What Might a Teaching Square Schedule Look Like?

For best results, Teaching Squares should complete their main interactions in about four weeks — this allows enough time for review and reflection, while keeping up momentum so that key insights can be recalled and even applied to one’s current courses.

  1. Week 1: 30-minute Introductory meeting. The group meets to organize, at least once in real time, for introductions and initial decisions about what they will share (this event is better not left to email or chat):
    1. Members exchange information about their own current challenges and goals in teaching, and share what they hope to gain from Teaching Square participation
    2. Members identify a convener to help the group stay on track, a focus, a preliminary schedule, and a system for exchanging information
    3. Members affirm that the Teaching Square goal is primarily to identify and learn new ideas from one another, in order to improve their own teaching and to share with others, rather than to critique flaws or recommend changes to one another
  2. Week 2: Identify access paths.  Each member invites the others to observe/view teaching events/materials, shares contact information and/or posts materials as needed
  3. Week 3: Observation/Review. Each member observes the course or reviews the agreed-on teaching events/materials of each other member’s work, and provides a brief written reflection focusing on questions, connections, and takeaways (more than analysis or judgments). Depending on the group’s focus, this process may require 2-4 hours to complete.
  4. Week 4: 60-minute Share & Reflect meeting. The group meets to discuss what all members saw and what they learned, in at least one real-time meeting, and complete their own final reflective note.
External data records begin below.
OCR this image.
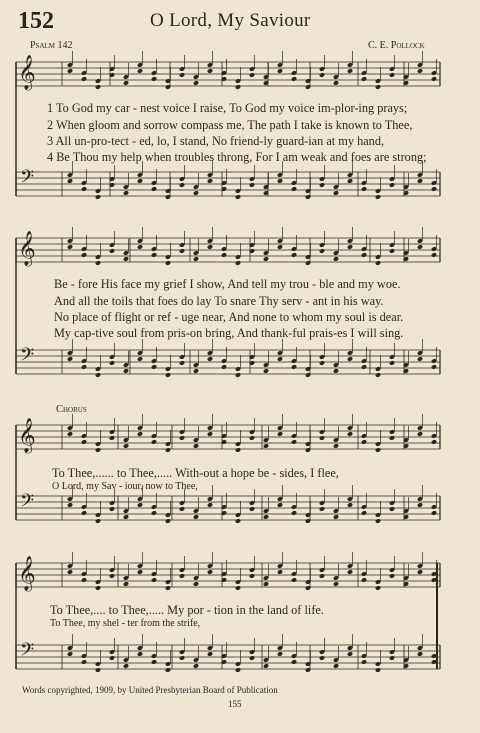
152	O Lord, My Saviour
Psalm 142	C. E. Pollock
𝄞
𝄢
𝄞
𝄢
𝄞
𝄢
𝄞
𝄢
1 To God my car - nest voice I raise, To God my voice im-plor-ing prays;
2 When gloom and sorrow compass me, The path I take is known to Thee,
3 All un-pro-tect - ed, lo, I stand, No friend-ly guard-ian at my hand,
4 Be Thou my help when troubles throng, For I am weak and foes are strong;
Be - fore His face my grief I show, And tell my trou - ble and my woe.
And all the toils that foes do lay To snare Thy serv - ant in his way.
No place of flight or ref - uge near, And none to whom my soul is dear.
My cap-tive soul from pris-on bring, And thank-ful prais-es I will sing.
Chorus
To Thee,...... to Thee,..... With-out a hope be - sides, I flee,
O Lord, my Sav - iour, now to Thee,
To Thee,.... to Thee,..... My por - tion in the land of life.
To Thee, my shel - ter from the strife,
Words copyrighted, 1909, by United Presbyterian Board of Publication
155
How Does Stearns Center Support Teaching Squares?

What Stearns Center does:

  1. Organize the initial Teaching Square: Based on your survey responses and/or your participation in an informational meeting, Stearns Center assembles squares, contacts all the members, and confirms intent to participate by the start of the month.
  2. Provide guidelines: Brief guides will help your square see options for how to kick off its discussions, choose its focus, provide reflective feedback, and draw to a close.
  3. Provide schedule reminders and answer logistical questions: Short weekly emails will help you keep up your group’s momentum, and we’re available to help with the logistics of getting started and adapting to participants’ needs.

We ask that each Teaching Square choose a convener who can help coordinate the group from the inside.